|
|
|
Nous disons donc que
la Sicile est la perle de ce temps par ses qualités et ses bontés
et qu'elle est unique par ses localités et ses habitants. Autrefois,
les voyageurs venant du dehors et tous ceux qui s'y déplaçaient
de ville en ville et de métropole en métropole s'accordaient
pour en vanter les qualités, exalter l'étendue de son territoire,
s'extasier de son extraordinaire beauté, et mettre en avant ses
atouts et en général les diverses bontés dont elle
jouissait car elle rassemblait les bienfaits de tous les autres pays.
Les dynasties qui ont régné sur cette île sont parmi
les plus nobles, et les attaques que ses rois mènent contre leurs
ennemis sont des plus dures. Ces rois sont les plus grands par leur pouvoir,
la considération dont ils sont entourés, la noblesse de
leurs préoccupations et la gloire de leur rang.
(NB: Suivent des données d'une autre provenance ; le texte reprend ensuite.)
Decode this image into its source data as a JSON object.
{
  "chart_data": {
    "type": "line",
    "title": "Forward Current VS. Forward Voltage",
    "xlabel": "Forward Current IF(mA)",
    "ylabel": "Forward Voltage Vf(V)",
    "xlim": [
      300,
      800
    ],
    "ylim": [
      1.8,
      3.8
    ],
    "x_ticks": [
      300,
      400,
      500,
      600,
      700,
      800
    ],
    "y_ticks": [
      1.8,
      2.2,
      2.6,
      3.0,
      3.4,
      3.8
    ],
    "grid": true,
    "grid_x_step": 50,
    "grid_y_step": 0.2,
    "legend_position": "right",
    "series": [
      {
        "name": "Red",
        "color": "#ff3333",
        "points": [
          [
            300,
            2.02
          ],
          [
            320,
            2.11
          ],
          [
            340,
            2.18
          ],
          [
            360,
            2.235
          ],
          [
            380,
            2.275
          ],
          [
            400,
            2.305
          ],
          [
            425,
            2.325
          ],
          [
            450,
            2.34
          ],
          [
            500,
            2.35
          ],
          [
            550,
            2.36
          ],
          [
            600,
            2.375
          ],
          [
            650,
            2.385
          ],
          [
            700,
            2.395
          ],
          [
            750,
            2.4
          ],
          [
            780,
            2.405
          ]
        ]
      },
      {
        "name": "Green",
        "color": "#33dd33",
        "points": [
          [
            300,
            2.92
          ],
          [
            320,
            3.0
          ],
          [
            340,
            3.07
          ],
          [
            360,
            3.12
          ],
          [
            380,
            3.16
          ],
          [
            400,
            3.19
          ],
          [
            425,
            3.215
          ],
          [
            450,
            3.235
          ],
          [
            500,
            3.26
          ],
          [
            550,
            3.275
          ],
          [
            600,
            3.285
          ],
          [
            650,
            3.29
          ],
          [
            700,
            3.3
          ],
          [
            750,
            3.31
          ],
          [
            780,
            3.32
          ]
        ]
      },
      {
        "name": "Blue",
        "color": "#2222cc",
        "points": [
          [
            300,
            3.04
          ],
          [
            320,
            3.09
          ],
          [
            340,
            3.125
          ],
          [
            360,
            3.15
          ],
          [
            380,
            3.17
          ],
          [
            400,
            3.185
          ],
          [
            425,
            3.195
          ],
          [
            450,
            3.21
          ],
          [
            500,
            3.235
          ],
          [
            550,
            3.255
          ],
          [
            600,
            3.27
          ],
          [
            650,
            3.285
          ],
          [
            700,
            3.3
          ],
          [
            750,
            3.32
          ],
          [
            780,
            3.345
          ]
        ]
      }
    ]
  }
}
Ce fut en l'an 453 de l'hégire, que le plus illustre, le plus valeureux,
le plus puissant et le plus brillant des rois, Roger fils de Tancrède,
l'élite des rois francs, conquit les meilleures des villes de la
Sicile, et avec l'aide de ses compagnons parvint à renverser la
tyrannie de ses préfets (wilât) et à réduire
ses troupes. Il n'eut de cesse qu'il n'eût dispersé l'ensemble
de ses préfets, renversé les tyrans qui défendaient
l'île, lancé contre eux des attaques jour et nuit afin de
leur apporter la mort et la perdition ; et il n'eut de cesse qu'il eût
utilisé contre eux l'épée et la lance, se rendant
ainsi maître par ses victoires de toute l'île, et qu'il eût
conquis la Sicile contrée par contrée, en reculant sans
cesse les zones frontières (tahgr) ; et cela en l'espace de
trente ans. Lorsque le pays fut soumis à ses ordres et qu'il y
eut établi son trône royal, il répandit les bienfaits
de la justice sur les habitants ; il maintint leurs religions et leurs
lois ; il leur assura la conservation de leurs biens et de leurs
vies, à eux, à leurs familles et à leurs enfants.
C'est ainsi qu'il gouverna durant sa vie, jusqu'à sa mort dont
le terme était fixé par le destin, et qui eut lieu en l'an
494 alors qu'il se trouvait dans la forteresse de Melito, en Calabre,
où on l'a enseveli.
Il laissa pour
héritier son fils, le grand roi qui portait le même nom que
lui, et qui marcha sur ses traces. Roger II, en effet, a mis sur pied
les méthodes de gouvernement (dawla) et exalté la magnificence
du royaume, il a donné du lustre à la fonction royale et
leur juste place aux affaires du pouvoir auxquelles il a accordé
une grande attention tout en accomplissant des actions louables en faveur
de la justice et de la sécurité. Son mérite était
tel que les rois se sont soumis à son obéissance, ont manifesté
par des signes distinctifs qu'ils le soutenaient et le suivaient, lui
ont confié les clefs de leurs États et se sont, de toutes
parts, rendus auprès de lui, désireux de se mettre à
l'ombre de son trône et de bénéficier de sa protection
et de sa clémence. La considération, la gloire et la grandeur
de son règne n'ont cessé d'augmenter de jour en jour jusqu'à
la date où nous écrivons le présent ouvrage.
Al-Idrîsî, Nuzhat
al-mushtaq fî ikhtirâq al-âfâq,
encore appelé Livre de Roger. Sicile, 1154.